After being absent from this blog for quite some time, I’d like to give you a quick update on my mirror project. The filesystem of my Raspberry Pi’s SD-card got corrupted some time ago and I haven’t found the motivation to reinstall the system and all my scripts since then, well at least not until two days ago. Because I had to setup the system from scratch again anyway I used the opportunity to use the newest Raspbian version “Jessie” this time and also to match my modified mirror interface code with the original from Michael Teeuw again. Some thoughts about the new Linux version: I really like the way systemd handles process managing and starting, seems a lot simpler to me than it was before but that’s not the topic today.

A few months ago I took the code from the Raspberry Pi Face Recognition Treasure Box and modified it in a way so that it’s no longer just able to recognize one valid face but to differentiate between multiple faces and therefore to know who’s standing in front of the mirror.

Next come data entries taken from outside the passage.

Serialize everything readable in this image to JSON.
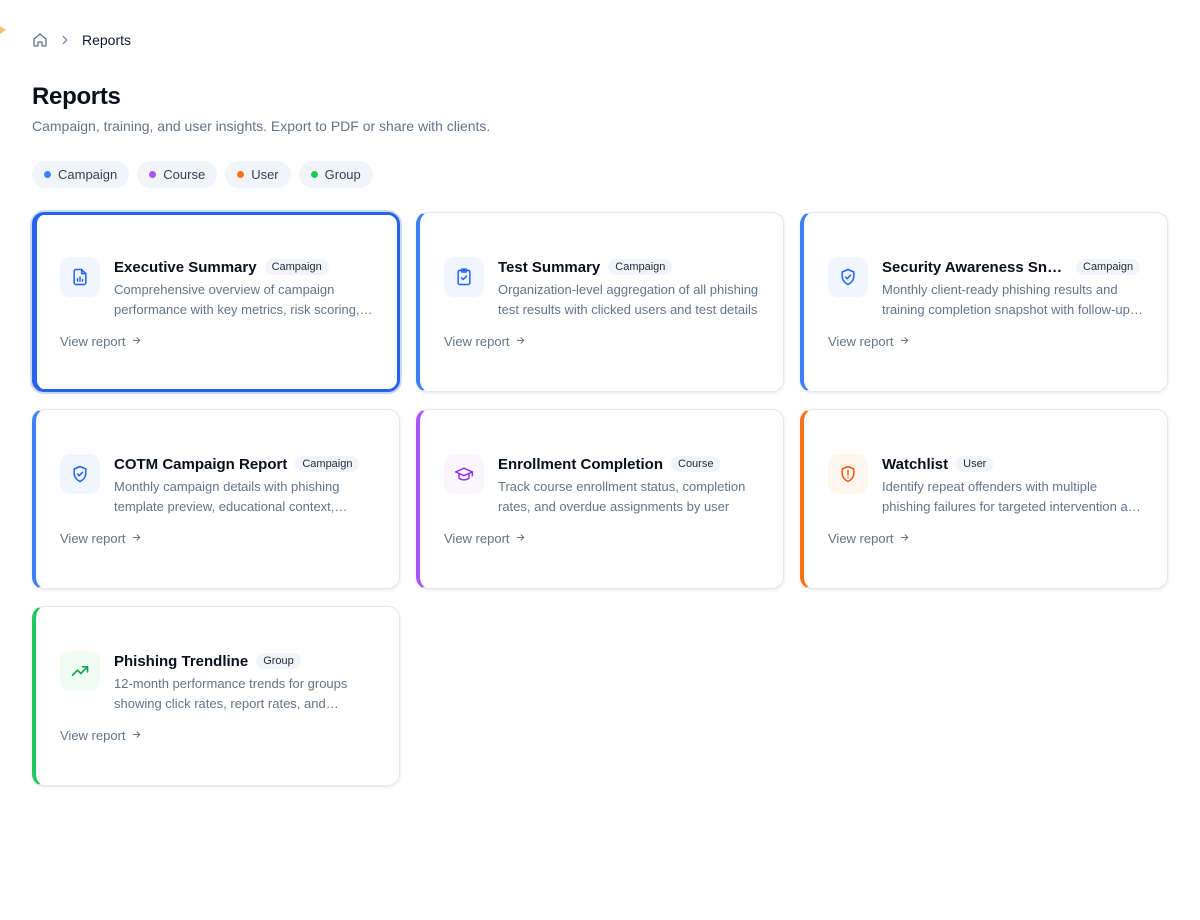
{
  "breadcrumb": {
    "home_icon": "home-icon",
    "separator_icon": "chevron-right-icon",
    "current": "Reports"
  },
  "header": {
    "title": "Reports",
    "subtitle": "Campaign, training, and user insights. Export to PDF or share with clients."
  },
  "filters": [
    {
      "label": "Campaign",
      "color": "#3b82f6"
    },
    {
      "label": "Course",
      "color": "#a855f7"
    },
    {
      "label": "User",
      "color": "#f97316"
    },
    {
      "label": "Group",
      "color": "#22c55e"
    }
  ],
  "colors": {
    "campaign": "#3b82f6",
    "course": "#a855f7",
    "user": "#f97316",
    "group": "#22c55e",
    "selected": "#2563eb"
  },
  "cards": [
    {
      "title": "Executive Summary",
      "badge": "Campaign",
      "description": "Comprehensive overview of campaign performance with key metrics, risk scoring, and recommendations",
      "link": "View report",
      "icon": "document-chart-icon",
      "selected": true
    },
    {
      "title": "Test Summary",
      "badge": "Campaign",
      "description": "Organization-level aggregation of all phishing test results with clicked users and test details",
      "link": "View report",
      "icon": "clipboard-check-icon"
    },
    {
      "title": "Security Awareness Snapshot",
      "badge": "Campaign",
      "description": "Monthly client-ready phishing results and training completion snapshot with follow-up actions",
      "link": "View report",
      "icon": "shield-check-icon"
    },
    {
      "title": "COTM Campaign Report",
      "badge": "Campaign",
      "description": "Monthly campaign details with phishing template preview, educational context, results and more",
      "link": "View report",
      "icon": "shield-check-icon"
    },
    {
      "title": "Enrollment Completion",
      "badge": "Course",
      "description": "Track course enrollment status, completion rates, and overdue assignments by user",
      "link": "View report",
      "icon": "graduation-cap-icon"
    },
    {
      "title": "Watchlist",
      "badge": "User",
      "description": "Identify repeat offenders with multiple phishing failures for targeted intervention and training",
      "link": "View report",
      "icon": "shield-alert-icon"
    },
    {
      "title": "Phishing Trendline",
      "badge": "Group",
      "description": "12-month performance trends for groups showing click rates, report rates, and improvement over time",
      "link": "View report",
      "icon": "trending-up-icon"
    }
  ]
}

The python script  is now constantly trying to match people to a known set of trained faces and if one is recognized displays a welcome message and personalized information for that user.

Because the number of my components and running processes keeps increasing, I sketched a quick schematic yesterday to not loose sight of who is talking to whom.
Software:Hardware magischer Spiegel

On the bottom of the software side, we have the mirrorcontroller. It is responsible for all kind of GPIO-stuff, like monitoring the motion sensor and a button. In the future it will also controls the colors of some RGB LED’s I will use for lighting up the person in front of the mirror but that’s still to be implemented. If something moves, a relay turns on the display and a signal is send to the face recognition service, which then starts to take pictures and searches them for faces. If the service recognizes a face the data is send to the SocketIOServer, which further sends it to the web interface to display the welcome message and the information for the user. Other features of the SocketIOServer are:

  • Online Banking, to show the users current bank balance
  • Collecting statistics from my Vimeo-videos
  • Investigating how much space is still left on my server
  • Detecting incoming calls via the Fritz!Box (a German internet router and phone system) call monitor
  • Pulling invoices my clients still need to pay from Invoice Ninja

In a future update I will also add gathering my ToDo’s from Wunderlist but until now that’s it.